More than three years after Russia stopped buying gas from Turkmenistan, flows are resuming. In mid-April, Turkmengaz, the state natural gas company, announced that it was once again exporting gas to Russia and Russia’s Gazprom confirmed the news. Circumstances in both Turkmenistan and Russia arguably motivated a return to the trade, although the specifics are closely held.
Up until 2010, when Turkmenistan began exporting gas to China, Russia was the country’s main customer. As China’s share of Turkmen gas exports grew, Russia’s declined — from a high of 40 billion cubic meters (bcm) in 2008 to 10 bcm annually from 2010 to 2015, and then just 4 bcm in 2015.
At present, Turkmenistan exports between 30 and 40 bcm annually to China via the Central Asia-China pipeline that runs from Turkmenistan, through Uzbekistan and Kazakhstan (which both also export smaller volumes through the pipeline) to western China. Radio Free Asia reported last summer that planned volumes surpassed 51 bcm, fast approaching the pipeline’s max capacity of 55 bcm. Later in 2018, Kazakhstan and China agreed to double Kazakh exports of gas to 10 bcm and a week later, PetroChina said the pipeline was operating at max capacity.
At that time, I poked into the most recently BP Statistical Review of World Energy, the 2018 edition:
…China imported 36.2 bcm of gas via pipeline from Central Asia in 2017. Most of that gas, the report’s statistic show, came from Turkmenistan (31.7 bcm), followed by Uzbekistan (3.4 bcm), and then Kazakhstan (1.1 bcm).
In the previous year, according to BP, China imported an estimated 34.1 bcm of gas from Central Asia via pipeline: 29.4 bcm from Turkmenistan, 4.3 bcm from Uzbekistan and just .4 bcm from Kazakhstan.

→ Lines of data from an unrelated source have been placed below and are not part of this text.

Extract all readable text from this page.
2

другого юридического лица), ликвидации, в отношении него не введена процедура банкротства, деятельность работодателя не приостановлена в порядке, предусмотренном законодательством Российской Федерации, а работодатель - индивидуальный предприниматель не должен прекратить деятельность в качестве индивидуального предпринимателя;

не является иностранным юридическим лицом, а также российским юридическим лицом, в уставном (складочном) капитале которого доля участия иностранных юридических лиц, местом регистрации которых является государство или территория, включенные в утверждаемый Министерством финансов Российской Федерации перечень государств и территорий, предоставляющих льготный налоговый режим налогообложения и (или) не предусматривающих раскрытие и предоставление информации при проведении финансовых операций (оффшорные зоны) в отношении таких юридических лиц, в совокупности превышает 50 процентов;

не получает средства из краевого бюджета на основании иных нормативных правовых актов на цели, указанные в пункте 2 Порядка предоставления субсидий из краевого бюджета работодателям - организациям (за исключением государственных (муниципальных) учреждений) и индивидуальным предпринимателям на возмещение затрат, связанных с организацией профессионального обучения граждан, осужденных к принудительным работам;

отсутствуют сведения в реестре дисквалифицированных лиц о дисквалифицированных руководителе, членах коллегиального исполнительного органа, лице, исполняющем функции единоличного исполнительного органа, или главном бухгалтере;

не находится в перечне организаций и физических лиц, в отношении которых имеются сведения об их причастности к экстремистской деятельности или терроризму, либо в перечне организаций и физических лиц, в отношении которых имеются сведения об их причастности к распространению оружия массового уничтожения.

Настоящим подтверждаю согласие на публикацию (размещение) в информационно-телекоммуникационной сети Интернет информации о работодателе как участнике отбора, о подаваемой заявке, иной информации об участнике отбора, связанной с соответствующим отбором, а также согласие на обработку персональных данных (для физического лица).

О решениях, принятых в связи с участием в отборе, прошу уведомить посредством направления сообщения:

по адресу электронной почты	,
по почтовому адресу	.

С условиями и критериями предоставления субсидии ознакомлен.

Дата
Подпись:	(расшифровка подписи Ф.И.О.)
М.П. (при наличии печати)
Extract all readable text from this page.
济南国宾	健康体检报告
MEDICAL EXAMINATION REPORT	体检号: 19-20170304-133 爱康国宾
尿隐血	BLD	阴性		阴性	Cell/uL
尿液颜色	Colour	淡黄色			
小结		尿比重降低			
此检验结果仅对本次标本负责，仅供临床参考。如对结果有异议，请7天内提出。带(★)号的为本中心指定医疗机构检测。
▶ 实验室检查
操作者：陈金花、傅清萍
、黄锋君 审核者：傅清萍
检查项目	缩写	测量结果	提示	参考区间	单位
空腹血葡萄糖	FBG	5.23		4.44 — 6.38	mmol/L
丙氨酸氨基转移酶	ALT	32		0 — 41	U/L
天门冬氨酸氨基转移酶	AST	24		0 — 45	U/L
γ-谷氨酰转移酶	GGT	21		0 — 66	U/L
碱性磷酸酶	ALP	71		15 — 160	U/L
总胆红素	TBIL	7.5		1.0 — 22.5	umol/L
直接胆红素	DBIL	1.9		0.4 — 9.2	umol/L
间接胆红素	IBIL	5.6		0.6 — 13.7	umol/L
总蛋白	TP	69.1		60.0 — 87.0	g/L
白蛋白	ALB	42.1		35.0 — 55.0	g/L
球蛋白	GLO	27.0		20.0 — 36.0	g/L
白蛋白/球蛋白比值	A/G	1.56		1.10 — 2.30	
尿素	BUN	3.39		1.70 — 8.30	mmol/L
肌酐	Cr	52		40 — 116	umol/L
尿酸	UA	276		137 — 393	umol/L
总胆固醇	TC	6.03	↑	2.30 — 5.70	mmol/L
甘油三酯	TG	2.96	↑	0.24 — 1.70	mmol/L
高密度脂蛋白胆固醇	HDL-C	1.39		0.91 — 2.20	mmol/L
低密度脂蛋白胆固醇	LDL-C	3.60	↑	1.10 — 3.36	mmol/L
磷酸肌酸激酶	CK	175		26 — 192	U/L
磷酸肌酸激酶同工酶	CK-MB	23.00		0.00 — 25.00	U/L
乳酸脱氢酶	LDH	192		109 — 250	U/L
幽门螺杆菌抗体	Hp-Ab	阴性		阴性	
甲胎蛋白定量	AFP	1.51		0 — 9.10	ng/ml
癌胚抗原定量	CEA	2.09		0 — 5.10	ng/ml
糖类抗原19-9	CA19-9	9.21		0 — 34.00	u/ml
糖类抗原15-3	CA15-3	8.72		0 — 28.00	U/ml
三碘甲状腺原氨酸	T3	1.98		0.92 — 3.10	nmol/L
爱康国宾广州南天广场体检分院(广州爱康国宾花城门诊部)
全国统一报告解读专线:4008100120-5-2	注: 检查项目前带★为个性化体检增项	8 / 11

While growth is the overall trajectory for gas exports to China from Central Asia, a jump to hitting the ceiling of 55 bcm would be an immense increase. We’ll get a better picture next summer when BP puts out the data on 2018 on how soon Central Asia will hit its present pipeline limits.
There’s an unavoidable discrepancy between the numbers in the BP review and other sources. Beyond the lag in data (this summer we’ll get the 2018 numbers to compare), gas volumes for many of the involved countries are closely held secrets — as are prices paid.
There’s no official statement on the volume or price agreed between Turkmenistan and Russia earlier this month. As Eurasianet noted in their report, a Baku-based energy website cited unnamed sources as claiming that Gazprom pushed for $110 per 1,000 cubic meters. Eurasianet called the price “embarrassingly low.”
According to some sources, what’s been agreed between Turkmenistan and Russia is a short-term contract running through the end of July 2019. Some Russian media reports in mid-April, cited the volume as 1.1 bcm. Relative to Turkmenistan’s gas trade with China, that’s is a mere puff of gas.
Nevertheless, while Turkmenistan is a marginal supplier for Russia, which has its own massive gas business, there was obviously Russian interest in re-starting imports; just as Turkmenistan is desperate to gain another customer, regardless of how tiny the volume or payment.
In October 2018, Gazprom’s chief executive, Alexei Miller, said during a visit to Ashgabat that he was in discussions to resume imports. “We are talking about the resumption of purchases of Turkmen gas by Gazprom in the very near future – from January 1, 2019,” he said in an interview with Turkmen state television. In the ensuing months, Miller made two more trips to Turkmenistan; the business version of shuttle diplomacy at work.
Analysts cited by S&P Global last October, pointed to possible political motivations: an attempt to derail the trans-Caspian pipeline. The trans-Caspian pipeline proposal, envisioned as bringing Turkmen gas to Europe via the Caucasus, received a boost when the five Caspian littoral states finally agreed to the legal status of the sea in August 2018. But the trans-Caspian project remains a matter of discussion and conjecture, far from construction let alone operation. Gazprom could just as well be interested in supplementing its own supply, for domestic consumption in certain areas or for export to Europe.
For the Turkmen side, as Vladimir Socor wrote for the Jamestown Foundation, “Turkmenistan expects to monetize its sales to Russia without delay, unlike its much larger deliveries to China.” Turkmenistan’s exports of gas to China are through a pipeline Beijing financed. Most analysts suspect that Turkmenistan is paying back its Chinese loans with gas (either directly, or plowing the revenue from the trade back into loan repayments). The result is that Ashgabat isn’t pocketing the payments into the national coffers. The aforementioned “embarrassingly low” price starts to make sense: Any sale is a good sale for Turkmenistan.